Tuesday, December 23, 2014

Why is it "death" when cops kill black men, but "murder" when a black man kills two cops?

I checked. Barack Obama repeatedly referred to the "death" of Michael Brown and of Eric Garner, with all the politically required sorrowful noises. Yet when it was non-black policemen who were killed, he used the m-word.

"I unconditionally condemn today's murder of two police officers in New York City," said Obama when two New York City policemen were killed, as unjustly and unjustifiably as Brown and Garner.

I am not aiming to excuse any killing. Nor do I intend to encourage killing. But a sense of even-handedness, of fairness, has to be raised here.

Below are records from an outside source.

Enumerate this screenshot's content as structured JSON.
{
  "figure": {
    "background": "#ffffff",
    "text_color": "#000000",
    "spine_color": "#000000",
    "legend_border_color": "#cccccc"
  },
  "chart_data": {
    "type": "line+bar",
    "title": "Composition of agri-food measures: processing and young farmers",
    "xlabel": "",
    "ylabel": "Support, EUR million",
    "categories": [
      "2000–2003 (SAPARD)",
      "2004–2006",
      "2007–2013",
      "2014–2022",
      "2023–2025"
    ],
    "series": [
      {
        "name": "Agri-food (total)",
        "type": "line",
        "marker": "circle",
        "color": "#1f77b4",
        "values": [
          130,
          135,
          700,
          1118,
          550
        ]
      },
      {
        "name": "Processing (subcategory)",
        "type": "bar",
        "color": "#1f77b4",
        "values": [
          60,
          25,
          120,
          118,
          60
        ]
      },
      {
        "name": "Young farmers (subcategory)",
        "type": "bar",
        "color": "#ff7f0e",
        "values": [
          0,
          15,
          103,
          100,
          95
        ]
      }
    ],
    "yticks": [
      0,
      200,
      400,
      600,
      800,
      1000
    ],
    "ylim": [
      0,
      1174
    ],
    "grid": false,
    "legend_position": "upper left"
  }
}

Not even President Obama seems to have the courage to speak up. Suddenly everyone is tripping over each other to say how bad this is and what a crime it is -- no ifs ands or buts.

No talk of sorrow, no compassion for the man who killed the policemen, even though his actions might have justified an insanity plea had he lived. In the eyes of the media and the president, the man was wrong.

Where was this moral certitude when cops were the killers? The cops were given all sorts of leeway, even to the point of walking scot free from any criminal charge.

Yet it was murder, too, in the cases of Brown and Garner.

The dictionary tells us to murder is "to kill or slaughter inhumanly or barbarously." The multiple bullets fired at Brown and the strangulation of Garner qualify as inhumane and barbarous.

Those acts should have been condemned "unconditionally" (I would say unequivocally), by the same president who now rends his garments. And by all the sound-bite seekers who are now lining up to express outrage.